Среди бандитов Баронесса выглядела «белой вороной», женщиной не от мира сего. Временами даже казалось им, что она погружена в далекие от жизни мечтания. В душе же ее боролись между собой любовь и ненависть, чувство исполненного долга и страх перед грядущим. «До чего же омерзительна вся эта компания! И зачем мне все это надо? — размышляла она. — Заманчивая перспектива оказаться в Европе или Америке и оттуда вести разведку? Долг долгом, но и для себя надо бы пожить, пока молодая! Уйти и сдаться Буслаеву на милость? Но как это сделать? Днем бежать невозможно: могут заметить, задержать. И тогда — страшная мучительная смерть… Прорваться ночью?.. Но ведь мины кругом установлены, часовые с собаками не дремлют на вышках… Если бы знать свободные от мин тропы — другое дело. Но о них известно только коменданту лагеря, а он — человек для меня неясный… Остается ждать подходящего случая. Только бы не упустить его!»
— Нет тебе веры, атаман, хоть ты и роттенфюрер СС! — бросил Краковскому Служивый, набивая трубку махоркой и раскуривая ее.
— Ну что же, — зло стрельнул в него глазами атаман. — Как говорится, Буслаевым я взят на мушку.
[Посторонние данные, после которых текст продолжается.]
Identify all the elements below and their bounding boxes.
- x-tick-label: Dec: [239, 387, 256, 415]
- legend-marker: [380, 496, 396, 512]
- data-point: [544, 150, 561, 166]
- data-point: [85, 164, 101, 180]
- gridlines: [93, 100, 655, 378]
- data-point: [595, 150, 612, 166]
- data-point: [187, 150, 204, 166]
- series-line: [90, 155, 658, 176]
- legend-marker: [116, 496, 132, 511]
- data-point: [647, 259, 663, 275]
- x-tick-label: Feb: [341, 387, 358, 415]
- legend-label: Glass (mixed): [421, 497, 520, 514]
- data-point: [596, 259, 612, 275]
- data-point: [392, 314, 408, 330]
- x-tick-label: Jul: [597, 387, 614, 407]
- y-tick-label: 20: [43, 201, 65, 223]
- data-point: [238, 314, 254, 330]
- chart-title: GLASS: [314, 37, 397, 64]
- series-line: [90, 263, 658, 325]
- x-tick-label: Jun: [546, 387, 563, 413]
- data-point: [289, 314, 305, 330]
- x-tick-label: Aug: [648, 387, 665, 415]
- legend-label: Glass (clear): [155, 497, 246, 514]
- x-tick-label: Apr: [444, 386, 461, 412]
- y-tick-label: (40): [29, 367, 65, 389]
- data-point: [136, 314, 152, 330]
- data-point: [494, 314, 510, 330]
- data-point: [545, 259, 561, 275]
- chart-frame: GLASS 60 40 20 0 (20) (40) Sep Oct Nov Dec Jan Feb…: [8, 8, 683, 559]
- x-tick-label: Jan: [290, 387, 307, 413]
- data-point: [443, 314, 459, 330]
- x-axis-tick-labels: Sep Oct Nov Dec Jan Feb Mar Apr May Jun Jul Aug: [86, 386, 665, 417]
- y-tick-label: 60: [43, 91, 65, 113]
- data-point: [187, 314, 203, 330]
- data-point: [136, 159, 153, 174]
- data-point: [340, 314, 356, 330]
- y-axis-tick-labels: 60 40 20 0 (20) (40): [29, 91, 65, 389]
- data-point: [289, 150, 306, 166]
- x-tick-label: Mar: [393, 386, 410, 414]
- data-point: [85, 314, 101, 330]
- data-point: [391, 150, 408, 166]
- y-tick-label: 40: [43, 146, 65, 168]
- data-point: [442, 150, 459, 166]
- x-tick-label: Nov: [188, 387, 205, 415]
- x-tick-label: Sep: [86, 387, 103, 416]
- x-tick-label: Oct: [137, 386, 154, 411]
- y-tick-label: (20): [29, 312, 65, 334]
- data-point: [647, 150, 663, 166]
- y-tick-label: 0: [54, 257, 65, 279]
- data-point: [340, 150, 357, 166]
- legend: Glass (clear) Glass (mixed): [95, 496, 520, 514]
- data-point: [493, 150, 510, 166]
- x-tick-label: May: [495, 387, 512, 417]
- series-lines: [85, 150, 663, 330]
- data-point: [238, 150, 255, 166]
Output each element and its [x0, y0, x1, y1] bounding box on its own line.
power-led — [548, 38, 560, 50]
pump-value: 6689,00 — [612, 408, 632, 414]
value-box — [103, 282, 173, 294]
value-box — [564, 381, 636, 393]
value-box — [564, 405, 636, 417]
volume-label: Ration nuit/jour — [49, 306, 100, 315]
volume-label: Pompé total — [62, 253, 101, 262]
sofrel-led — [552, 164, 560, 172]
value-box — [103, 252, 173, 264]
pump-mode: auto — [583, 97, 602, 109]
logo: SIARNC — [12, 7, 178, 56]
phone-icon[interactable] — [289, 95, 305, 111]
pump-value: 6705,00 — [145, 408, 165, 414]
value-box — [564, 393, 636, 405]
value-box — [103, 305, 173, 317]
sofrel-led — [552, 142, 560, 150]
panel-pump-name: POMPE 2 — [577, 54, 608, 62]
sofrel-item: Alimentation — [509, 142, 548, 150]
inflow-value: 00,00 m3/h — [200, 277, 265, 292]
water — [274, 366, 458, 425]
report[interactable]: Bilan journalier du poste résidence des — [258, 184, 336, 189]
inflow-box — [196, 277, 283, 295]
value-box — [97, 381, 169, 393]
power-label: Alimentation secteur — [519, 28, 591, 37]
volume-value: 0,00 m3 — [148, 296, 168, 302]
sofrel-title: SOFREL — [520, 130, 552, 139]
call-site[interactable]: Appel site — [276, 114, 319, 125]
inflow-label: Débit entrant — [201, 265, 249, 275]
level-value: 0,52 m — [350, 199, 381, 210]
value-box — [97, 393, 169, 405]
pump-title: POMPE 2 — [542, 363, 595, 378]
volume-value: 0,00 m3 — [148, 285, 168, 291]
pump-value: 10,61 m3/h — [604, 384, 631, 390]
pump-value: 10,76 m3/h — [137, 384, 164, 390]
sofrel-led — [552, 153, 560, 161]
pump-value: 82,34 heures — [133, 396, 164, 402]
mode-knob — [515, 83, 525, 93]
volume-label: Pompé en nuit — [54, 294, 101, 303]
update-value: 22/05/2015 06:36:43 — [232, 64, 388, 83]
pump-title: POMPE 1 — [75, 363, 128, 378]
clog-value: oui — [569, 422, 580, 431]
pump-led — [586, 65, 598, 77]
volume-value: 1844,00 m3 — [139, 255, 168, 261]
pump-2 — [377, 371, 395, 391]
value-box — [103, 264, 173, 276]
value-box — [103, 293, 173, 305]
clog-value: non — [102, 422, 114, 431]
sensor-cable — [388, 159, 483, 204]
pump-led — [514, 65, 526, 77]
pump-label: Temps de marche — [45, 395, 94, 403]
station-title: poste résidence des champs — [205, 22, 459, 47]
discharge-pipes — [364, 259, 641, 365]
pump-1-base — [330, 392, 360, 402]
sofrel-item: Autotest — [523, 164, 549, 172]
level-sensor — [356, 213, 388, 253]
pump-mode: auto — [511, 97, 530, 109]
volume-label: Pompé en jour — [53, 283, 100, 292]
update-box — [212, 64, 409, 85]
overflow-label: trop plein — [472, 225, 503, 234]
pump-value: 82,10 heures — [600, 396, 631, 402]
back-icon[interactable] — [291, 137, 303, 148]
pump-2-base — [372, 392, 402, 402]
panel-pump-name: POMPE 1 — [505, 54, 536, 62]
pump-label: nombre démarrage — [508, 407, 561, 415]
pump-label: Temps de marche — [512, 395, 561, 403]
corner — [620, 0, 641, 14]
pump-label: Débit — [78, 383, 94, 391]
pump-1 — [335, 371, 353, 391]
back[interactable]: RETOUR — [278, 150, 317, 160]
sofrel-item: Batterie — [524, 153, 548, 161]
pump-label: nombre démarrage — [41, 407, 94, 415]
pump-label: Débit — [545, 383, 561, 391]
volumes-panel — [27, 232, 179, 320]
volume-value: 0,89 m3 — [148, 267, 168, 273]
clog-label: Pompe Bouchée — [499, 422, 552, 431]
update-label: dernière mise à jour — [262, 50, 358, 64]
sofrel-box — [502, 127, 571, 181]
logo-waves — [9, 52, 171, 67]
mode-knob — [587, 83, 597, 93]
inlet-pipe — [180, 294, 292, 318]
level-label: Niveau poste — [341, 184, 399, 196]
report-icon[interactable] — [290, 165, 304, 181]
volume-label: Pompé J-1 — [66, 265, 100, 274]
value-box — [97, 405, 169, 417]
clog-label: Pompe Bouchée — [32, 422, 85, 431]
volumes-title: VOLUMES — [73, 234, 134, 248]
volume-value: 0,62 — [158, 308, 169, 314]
Но неужели кто-то из вас думает, что я предатель? Предал и вас, и идею нашу? Но тогда вопрос: по какому такому праву я смею и дальше вами командовать? Интересный вопрос, правда? Но и я вас спрошу в таком случае: у кого имеется опыт, подобный тому, какой я приобрел в войсках СС? А у кого из вас за плечами дела, подобные тем, которые осуществил я в годы совместной с немцами войны против Советов?